Results of exploratory analyses examining treatment response in youth with FAPDs and PTSD vs. no PTSD indicated youth with PTSD enrolled in the ADAPT intervention generally reported significantly higher rates of anxiety and somatization symptoms at post-assessment, although rates of these symptoms were also higher in those with PTSD at baseline. However, given that these differences persist post-treatment, these results are consistent with the larger trauma literature that has evidenced the negative impact that psychological trauma and/or PTSD history can have on psychosocial treatment response [24
]. As previous research in pediatric pain samples has also found that a significant subset of youth experience decreased response to traditional psychosocial treatment [18
], it may be that identifying potential risk factors for poorer outcomes such as psychological trauma and/or PTSD history will enhance positive treatment response and potentially increase prevention through the development or use of catered psychosocial interventions (e.g., Trauma-Focused Cognitive Behavioral Therapy [23
], Mindfulness-Based Stress Reduction [49
], etc.). Perhaps ADAPT could be further enhanced and refined to directly target PTSD that occurs in a large minority of youth with FAPDs. Future research should continue to examine potential avenues for prevention and intervention optimization in pediatric pain populations. Finally, a notable finding was the comparatively low rates of depressive symptoms vs. anxiety in the current sample, both at baseline and post-treatment. These findings are notable given the strong co-occurrence between anxiety and depressive symptoms in youth [50
] but consistent with other studies examining psychological impairment in youth with FAPDs [7
]. It may be that youth who are more likely to report anxiety over depression are at an increased risk for somatization and, in turn, abdominal pain. However, this remains unclear. It is also known that abdominal pain in childhood is a risk factor for the development of depressive symptoms over time [52
], so early identification and treatment of youth with FAPDs and comorbid anxiety are critical.

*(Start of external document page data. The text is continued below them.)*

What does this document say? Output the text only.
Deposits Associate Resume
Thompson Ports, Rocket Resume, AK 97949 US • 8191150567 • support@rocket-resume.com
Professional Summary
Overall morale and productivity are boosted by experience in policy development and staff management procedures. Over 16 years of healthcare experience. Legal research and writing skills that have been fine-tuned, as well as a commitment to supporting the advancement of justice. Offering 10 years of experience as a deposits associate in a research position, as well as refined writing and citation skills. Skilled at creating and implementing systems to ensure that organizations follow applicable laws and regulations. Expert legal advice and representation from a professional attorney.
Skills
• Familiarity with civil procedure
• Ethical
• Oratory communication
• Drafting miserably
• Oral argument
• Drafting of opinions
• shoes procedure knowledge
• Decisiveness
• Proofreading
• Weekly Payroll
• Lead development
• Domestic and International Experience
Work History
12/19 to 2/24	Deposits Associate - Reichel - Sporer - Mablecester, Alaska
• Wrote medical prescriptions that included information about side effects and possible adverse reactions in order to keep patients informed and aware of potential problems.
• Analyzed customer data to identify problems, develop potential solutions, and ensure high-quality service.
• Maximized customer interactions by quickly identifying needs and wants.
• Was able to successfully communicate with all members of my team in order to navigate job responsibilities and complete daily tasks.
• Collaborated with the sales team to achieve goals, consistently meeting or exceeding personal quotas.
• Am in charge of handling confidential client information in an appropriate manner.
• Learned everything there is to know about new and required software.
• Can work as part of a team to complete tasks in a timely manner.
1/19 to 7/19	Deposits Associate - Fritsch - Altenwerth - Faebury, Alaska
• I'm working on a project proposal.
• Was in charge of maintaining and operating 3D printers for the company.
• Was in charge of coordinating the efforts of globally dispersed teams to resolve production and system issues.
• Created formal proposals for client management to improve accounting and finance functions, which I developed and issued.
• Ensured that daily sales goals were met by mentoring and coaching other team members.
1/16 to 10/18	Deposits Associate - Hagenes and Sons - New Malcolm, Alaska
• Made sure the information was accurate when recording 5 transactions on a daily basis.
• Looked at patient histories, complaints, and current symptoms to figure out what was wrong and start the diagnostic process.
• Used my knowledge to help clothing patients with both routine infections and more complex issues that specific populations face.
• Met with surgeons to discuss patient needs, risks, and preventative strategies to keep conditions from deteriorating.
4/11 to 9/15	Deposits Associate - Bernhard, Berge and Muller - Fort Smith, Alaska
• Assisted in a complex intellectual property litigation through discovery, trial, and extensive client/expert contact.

The current study has several strengths. To begin, the use of a clinician-administered semi-structured interview is currently the gold standard in the identification of posttraumatic stress disorder (PTSD) [29
] and likely minimized bias in reporting of trauma and PTSD [53
]. The recruitment and screening of treatment-seeking youth with FAPDs allowed for a nuanced understanding of how trauma impacts this chronic pain condition in youth in particular. The most significant limitations of the current study include the small sample size of youth with PTSD who received active treatment (n
= 4). This limits interpretability and ability to draw meaningful conclusions from results and likely underpowered analyses. The homogeneity of the participant sample, while consistent with published studies from other pediatric pain samples, also limits the generalizability of results to broader pediatric pain populations. Future research should replicate these analyses in larger samples and include more complex longitudinal examinations (e.g., controlling for baseline functioning) with larger treatment-seeking pain samples with and without PTSD.